Once through Hankey we made our way to the main road, but decided to head back a bit to Jeffreys Bay, for a short stop.

From Jeffreys we moved on towards Port Elizabeth, staying on the highway straight through, with us then making a stop at the famous Nanaga farm stall for lunch.

From there we continued along the coast to Port Alfred to fill up with petrol, before the final stretch home.

We finally arrived back home in East London just after 5pm on Friday afternoon, quite weary after a thoroughly enjoyable adventure.

OTHER INTERESTING SITES

Willowmore

There are many lovely historical buildings in town, quite a few dating back to the 19th century, including the Old Dutch Reformed Rectory, built in 1864, The Old Jail, built in 1896, St Matthew's Church, completed in 1881, and the beautifully renovated Town Hall, built in 1896, which has an unusual clock tower.

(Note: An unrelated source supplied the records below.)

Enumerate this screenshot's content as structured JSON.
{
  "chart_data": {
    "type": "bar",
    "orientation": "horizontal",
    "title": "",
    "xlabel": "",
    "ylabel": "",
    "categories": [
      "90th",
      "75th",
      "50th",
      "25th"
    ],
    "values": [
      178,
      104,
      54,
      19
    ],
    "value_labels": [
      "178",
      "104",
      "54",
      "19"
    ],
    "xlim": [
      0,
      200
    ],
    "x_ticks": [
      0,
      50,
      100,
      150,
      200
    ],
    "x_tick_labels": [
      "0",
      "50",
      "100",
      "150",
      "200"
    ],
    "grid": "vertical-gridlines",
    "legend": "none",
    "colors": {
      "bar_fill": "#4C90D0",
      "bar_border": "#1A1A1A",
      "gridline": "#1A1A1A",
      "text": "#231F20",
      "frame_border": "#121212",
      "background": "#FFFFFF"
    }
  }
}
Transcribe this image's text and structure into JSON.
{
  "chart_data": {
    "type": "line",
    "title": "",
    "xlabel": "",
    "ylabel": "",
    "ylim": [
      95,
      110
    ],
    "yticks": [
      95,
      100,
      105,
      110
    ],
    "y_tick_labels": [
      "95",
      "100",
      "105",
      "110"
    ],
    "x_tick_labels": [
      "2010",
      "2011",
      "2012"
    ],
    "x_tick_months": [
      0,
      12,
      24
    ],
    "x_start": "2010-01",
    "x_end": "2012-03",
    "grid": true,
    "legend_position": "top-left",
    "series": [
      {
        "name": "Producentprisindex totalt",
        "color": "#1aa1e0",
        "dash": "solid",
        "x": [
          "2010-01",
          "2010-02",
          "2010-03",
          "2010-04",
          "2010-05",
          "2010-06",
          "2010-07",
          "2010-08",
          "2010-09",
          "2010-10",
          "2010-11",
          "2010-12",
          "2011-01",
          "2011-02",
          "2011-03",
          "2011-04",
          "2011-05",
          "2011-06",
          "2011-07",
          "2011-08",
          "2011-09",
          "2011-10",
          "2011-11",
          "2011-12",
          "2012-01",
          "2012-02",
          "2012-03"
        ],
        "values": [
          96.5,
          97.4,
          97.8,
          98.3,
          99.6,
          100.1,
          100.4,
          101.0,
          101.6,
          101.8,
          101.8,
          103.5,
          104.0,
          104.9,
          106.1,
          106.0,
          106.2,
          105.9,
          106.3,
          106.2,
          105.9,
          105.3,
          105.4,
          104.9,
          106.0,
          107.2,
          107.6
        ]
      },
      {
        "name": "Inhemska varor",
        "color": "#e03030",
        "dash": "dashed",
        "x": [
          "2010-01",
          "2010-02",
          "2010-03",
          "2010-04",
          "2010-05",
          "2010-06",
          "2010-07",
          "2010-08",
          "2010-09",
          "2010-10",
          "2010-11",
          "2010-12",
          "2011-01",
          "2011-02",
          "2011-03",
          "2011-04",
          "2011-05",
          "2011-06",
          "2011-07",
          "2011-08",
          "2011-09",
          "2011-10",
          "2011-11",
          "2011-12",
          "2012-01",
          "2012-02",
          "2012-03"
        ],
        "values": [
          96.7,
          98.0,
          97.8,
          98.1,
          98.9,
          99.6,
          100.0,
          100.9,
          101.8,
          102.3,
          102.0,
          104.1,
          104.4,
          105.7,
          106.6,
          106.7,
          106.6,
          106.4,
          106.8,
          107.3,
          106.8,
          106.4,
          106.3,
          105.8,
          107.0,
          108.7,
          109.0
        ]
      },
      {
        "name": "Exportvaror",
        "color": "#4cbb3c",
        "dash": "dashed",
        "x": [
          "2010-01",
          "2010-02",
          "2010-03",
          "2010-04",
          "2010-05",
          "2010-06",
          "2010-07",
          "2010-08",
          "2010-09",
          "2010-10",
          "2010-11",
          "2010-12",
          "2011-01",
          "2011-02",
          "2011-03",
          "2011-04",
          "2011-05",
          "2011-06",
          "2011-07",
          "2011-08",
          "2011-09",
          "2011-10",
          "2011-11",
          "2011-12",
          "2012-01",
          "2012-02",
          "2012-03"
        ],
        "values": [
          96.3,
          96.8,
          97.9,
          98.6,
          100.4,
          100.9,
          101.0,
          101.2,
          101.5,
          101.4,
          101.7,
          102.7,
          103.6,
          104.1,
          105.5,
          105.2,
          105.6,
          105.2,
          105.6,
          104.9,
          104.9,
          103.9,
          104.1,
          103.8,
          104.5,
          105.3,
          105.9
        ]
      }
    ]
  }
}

Between Willowmore and Uniondale

Uniondale is known for its ghost story – a young woman who is said to stand alone alongside the lonely stretch of road between Willowmore and Uniondale. When people stop to offer her a lift, she is said to get into the car and then suddenly vanish.

The Baviaanskloof Road

The dirt road was built between 1880 and 1890 by South Africa's most famous road engineer, Thomas Bain. Together with his father, Andrew Geddes Bain, who emigrated from Scotland in 1816, he was responsible for 32 of the most important road projects in the Cape. It was among the last roads built by Bain, as he passed away in 1893 and it is by far the longest of the roads and mountain passes which bear his mark.

In the Baviaanskloof

The Cable Car: Winston le Roux's cable way system once bridged the gaping Waterpoort, providing an effective link between the Enkeldoorn and Bergplaas farming communities. Constructed in the early 1960's, the system was used to transport farm produce (wheat, potatoes, vegetables and livestock) between the two areas, by-passing the tortuous and time-consuming road route. The view west gives an idea of the extent of the valley's faultline and the enormity of the forces which buckled the earth’s crust.

Hankey

The Hankey Sundial in Hankey, which is the largest Sundial in the Southern Hemisphere and was erected in 1989 at the entrance of the town, right below the Vergaderingskop Mountain.